Although none of the synods remaining in the General Synod responded favorably to this official letter, representatives from the Synod of Pennsylvania, the English, English District, and Joint Synods of Ohio, from the Wisconsin, Michigan, Pittsburg, Minnesota, Iowa, Missouri, Canada, New York, and the Norwegian synods assembled at Reading, Pennsylvania, on December 11, 1866. The Augustana Synod was represented by letter. There they unanimously adopted a statement on the "Fundamental principals of Faith and Church Polity." A committee was appointed to outline a constitution to be submitted to the respective District Synods. They required ten synods to accept the constitution before it would go into effect, uniting the synods as district synods in the new General Council of the Evangelical Lutheran Church in North America.

Ten synods adopted the constitution and the first convention met on November 20, 1867, at Fort Wayne, Indiana, where the General Synod suffered a schism the previous year. Twelve synods sent representatives. Several districts of the Missouri Synod sent a letter proposing a series of free conferences to discuss theology before joining together. Likewise, the Ohio Synod declined to join, but sent representatives to discuss differences of theology and practice.

Origin of the Four Points in American Lutheranism

Although the Ohio Synod greatly desired to see a union of Lutheran church bodies, the members saw practical difficulties that would prevent them from joining the new General Council. They probed the representatives of the General Council synods at the convention:

  1. What relation will this venerable body in future sustain to Chiliasm?
  2. Mixed Communion?
  3. The exchanging of pulpits with sectarians [non-Lutheran Protestants]?
  4. Secret or unchurchly Societies [for example, Freemasonry]?

The delegates of the Iowa Synod brought with them a letter also asking these questions, with the exception of the first, because they had decided that millennialism was theologically an open question with which good Lutherans could agree to disagree.

The response of the General Council to the letter of the Iowa Synod was to the effect that the Council was not prepared to endorse the position of the Iowa Synod, but would "refer the matter to the District Synods until such time as by the blessing of God's Holy Spirit, and the leadings of his Providence, we shall be enabled, throughout the whole General Council and all its churches, to see eye to eye in all the details of practice and usage."

The Iowa Synod holding that there must be complete and hearty agreement not only in the principles of faith, "but also in an ecclesiastical practice accordant with such faith," refused to complete its connection with the General Council, its representatives contenting themselves with the privilege of debate at its conventions. For similar reasons the Synods of Ohio and Missouri decided not to enter into the union, and a few years later the Synods of Illinois, Wisconsin, and Minnesota decided to withdraw from it.

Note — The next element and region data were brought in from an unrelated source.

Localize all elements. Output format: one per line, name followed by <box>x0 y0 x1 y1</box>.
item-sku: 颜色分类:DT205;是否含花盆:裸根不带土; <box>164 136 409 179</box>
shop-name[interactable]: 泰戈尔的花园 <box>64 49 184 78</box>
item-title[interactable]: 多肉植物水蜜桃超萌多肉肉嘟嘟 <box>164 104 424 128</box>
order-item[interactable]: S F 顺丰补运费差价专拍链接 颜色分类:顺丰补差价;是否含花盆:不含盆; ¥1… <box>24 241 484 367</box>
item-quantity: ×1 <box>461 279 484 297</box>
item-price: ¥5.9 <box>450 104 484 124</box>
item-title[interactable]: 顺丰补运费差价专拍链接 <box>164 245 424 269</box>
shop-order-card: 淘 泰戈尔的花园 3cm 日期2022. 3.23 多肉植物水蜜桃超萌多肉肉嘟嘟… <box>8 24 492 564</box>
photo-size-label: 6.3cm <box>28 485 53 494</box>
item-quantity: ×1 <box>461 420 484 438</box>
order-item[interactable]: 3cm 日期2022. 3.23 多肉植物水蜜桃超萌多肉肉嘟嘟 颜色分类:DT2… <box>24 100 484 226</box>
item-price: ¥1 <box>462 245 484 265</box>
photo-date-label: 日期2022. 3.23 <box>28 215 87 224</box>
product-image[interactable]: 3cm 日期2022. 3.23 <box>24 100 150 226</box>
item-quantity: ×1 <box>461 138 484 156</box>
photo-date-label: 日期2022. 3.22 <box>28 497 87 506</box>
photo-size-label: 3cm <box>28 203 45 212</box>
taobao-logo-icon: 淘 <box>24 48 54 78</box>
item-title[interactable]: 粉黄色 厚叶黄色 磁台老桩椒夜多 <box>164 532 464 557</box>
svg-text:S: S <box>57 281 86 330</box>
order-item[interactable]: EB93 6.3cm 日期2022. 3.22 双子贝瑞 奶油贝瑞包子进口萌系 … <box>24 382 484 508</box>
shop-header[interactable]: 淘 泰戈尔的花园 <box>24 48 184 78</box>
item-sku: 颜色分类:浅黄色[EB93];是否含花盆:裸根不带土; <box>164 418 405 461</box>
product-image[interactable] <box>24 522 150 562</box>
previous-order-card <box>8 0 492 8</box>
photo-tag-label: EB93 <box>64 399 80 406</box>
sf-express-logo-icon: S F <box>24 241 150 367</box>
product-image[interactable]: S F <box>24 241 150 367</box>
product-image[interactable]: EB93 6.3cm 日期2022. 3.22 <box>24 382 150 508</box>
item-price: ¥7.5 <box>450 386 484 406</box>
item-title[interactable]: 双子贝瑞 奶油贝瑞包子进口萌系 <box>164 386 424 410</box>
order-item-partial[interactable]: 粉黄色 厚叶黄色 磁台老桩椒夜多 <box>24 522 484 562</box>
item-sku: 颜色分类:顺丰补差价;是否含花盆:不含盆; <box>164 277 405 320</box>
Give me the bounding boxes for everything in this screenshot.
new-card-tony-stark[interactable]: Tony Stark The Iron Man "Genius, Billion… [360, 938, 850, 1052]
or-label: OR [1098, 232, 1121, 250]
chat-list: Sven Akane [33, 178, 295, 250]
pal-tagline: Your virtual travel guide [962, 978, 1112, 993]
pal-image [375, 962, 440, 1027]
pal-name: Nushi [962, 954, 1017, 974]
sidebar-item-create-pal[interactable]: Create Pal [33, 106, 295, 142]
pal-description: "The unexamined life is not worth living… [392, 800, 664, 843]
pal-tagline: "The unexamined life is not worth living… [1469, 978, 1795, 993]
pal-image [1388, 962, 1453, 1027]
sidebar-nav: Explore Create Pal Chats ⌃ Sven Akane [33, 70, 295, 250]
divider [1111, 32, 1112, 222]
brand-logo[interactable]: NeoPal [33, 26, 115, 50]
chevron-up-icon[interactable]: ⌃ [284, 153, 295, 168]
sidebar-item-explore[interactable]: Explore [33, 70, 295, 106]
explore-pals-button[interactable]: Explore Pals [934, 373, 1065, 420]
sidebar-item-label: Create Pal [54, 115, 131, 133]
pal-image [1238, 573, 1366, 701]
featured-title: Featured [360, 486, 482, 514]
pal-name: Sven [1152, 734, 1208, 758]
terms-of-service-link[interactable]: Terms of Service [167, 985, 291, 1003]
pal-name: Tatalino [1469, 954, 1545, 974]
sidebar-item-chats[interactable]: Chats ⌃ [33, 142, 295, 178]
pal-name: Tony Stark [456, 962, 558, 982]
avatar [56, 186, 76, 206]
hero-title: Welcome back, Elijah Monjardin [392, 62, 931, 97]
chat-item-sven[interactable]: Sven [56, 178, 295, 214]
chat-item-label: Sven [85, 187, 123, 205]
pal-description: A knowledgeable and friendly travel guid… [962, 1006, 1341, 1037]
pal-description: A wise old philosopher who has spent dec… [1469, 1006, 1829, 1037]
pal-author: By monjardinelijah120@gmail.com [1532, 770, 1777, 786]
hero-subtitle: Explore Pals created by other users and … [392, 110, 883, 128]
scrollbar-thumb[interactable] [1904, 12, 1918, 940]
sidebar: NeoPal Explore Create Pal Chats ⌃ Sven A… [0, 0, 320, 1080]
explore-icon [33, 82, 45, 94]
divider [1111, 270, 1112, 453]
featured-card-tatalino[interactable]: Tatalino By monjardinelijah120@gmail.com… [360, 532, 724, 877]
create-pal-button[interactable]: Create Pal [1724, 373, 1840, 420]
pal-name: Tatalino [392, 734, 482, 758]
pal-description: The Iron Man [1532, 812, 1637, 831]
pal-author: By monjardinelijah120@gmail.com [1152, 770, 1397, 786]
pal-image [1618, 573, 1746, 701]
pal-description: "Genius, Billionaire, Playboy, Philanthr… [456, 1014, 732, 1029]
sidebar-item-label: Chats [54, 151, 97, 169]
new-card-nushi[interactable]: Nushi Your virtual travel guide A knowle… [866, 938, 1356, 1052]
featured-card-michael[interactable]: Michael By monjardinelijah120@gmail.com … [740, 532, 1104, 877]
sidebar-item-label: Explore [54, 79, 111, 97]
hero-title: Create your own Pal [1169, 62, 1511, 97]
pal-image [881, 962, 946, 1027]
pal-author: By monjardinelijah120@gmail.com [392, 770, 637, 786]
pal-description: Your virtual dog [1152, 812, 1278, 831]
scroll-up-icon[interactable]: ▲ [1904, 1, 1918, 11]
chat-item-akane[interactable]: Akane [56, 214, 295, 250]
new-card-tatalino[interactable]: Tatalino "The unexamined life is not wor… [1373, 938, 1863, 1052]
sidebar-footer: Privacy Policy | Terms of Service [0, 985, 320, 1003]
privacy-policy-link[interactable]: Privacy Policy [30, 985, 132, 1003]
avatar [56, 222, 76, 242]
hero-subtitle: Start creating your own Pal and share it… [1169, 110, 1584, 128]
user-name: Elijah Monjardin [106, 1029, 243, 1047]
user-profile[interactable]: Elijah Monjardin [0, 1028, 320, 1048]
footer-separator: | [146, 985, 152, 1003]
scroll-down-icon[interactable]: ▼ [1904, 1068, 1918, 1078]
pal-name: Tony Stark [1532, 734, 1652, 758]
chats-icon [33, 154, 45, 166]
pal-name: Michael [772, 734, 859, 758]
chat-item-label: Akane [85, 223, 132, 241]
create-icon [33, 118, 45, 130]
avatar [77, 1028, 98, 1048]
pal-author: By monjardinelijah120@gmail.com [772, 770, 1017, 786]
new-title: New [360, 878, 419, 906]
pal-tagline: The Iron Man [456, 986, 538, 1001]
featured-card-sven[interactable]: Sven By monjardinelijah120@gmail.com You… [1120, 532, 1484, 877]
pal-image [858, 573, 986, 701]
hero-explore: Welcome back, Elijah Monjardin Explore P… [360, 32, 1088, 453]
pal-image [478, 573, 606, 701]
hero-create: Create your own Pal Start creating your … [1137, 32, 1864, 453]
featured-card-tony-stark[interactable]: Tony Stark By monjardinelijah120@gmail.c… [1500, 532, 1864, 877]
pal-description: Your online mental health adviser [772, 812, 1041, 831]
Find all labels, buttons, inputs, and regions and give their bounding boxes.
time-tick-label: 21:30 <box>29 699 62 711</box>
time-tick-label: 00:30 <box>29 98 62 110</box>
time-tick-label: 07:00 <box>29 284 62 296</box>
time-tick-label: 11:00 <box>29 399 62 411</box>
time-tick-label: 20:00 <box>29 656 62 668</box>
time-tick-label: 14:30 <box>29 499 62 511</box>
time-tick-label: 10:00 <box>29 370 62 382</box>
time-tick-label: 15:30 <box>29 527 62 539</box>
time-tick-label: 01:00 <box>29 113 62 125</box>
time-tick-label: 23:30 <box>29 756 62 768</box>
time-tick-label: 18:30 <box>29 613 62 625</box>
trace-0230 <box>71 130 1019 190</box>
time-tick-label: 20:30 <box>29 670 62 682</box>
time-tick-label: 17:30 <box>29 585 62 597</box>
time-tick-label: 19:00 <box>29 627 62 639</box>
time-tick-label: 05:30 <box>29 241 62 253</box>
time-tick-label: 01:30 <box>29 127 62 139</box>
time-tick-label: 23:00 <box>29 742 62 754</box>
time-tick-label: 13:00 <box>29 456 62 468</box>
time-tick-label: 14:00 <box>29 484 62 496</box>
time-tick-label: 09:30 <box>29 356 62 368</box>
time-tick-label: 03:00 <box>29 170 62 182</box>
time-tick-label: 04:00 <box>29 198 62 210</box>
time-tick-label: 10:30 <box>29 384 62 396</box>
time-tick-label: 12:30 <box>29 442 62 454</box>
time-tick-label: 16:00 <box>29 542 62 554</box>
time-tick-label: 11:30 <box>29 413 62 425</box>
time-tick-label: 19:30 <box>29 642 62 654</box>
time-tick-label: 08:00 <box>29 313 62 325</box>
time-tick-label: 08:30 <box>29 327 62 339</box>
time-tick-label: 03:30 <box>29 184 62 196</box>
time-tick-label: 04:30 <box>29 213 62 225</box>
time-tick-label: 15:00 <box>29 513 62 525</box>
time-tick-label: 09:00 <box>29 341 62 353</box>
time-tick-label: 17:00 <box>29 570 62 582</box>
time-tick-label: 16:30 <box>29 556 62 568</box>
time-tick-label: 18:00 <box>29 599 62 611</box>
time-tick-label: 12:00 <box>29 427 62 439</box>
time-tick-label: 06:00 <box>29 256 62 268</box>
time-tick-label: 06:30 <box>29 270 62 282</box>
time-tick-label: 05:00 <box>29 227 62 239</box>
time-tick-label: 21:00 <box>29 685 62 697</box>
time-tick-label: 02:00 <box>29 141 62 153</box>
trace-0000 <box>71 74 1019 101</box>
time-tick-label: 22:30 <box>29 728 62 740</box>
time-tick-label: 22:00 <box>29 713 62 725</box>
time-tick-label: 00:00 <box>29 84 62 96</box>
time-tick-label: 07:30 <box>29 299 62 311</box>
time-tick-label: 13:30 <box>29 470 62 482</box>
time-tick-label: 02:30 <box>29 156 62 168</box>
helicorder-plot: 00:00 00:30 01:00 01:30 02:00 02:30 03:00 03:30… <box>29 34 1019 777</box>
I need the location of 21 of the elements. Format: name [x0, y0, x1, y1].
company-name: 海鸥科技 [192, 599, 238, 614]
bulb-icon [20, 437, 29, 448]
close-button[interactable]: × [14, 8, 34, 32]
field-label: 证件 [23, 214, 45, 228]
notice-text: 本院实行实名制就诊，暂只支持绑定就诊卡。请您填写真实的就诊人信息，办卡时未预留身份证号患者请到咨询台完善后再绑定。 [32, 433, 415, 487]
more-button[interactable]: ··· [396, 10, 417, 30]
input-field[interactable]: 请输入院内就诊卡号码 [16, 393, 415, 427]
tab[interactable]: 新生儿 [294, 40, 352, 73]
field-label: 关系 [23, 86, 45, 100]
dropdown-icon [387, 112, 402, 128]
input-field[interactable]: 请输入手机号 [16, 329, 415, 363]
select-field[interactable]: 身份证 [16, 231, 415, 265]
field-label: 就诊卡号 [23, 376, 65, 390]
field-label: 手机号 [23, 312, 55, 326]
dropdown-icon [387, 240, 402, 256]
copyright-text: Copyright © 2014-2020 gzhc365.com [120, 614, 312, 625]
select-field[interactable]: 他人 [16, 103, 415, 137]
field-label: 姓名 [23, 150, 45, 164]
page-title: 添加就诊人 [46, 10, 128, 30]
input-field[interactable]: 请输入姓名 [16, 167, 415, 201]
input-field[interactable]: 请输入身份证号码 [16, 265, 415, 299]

Such were the origin of the "Four Points" which have gained historic importance in the Lutheran Church. They became the most important factor in the development of the General Council, arresting in its very first convention the realization of the original plan of its founders, and in no small degree "damping the bright and perhaps somewhat sanguine expectations of its warmest friends," while they kept the body for years in constant agitation. Ultimately, the General Council contained less than half of the Lutheran community previously existing as independent synods. The Synod of Illinois merged with the Missouri Synod in 1880, and the Wisconsin and Minnesota Synods together became part of the Joint Synod of Wisconsin in 1917.

List of Four Points

These Four Points were issues which were divisive among American Lutherans in the 1860s, and continued to be a point of contention into the next century:

  1. chiliasm (or millennialism),
  2. mixed communion (altar fellowship),
  3. exchange of pulpits with sectarians (pulpit fellowship) and
  4. secret or unchurchly societies (such as Masons, the Lodge, etc.).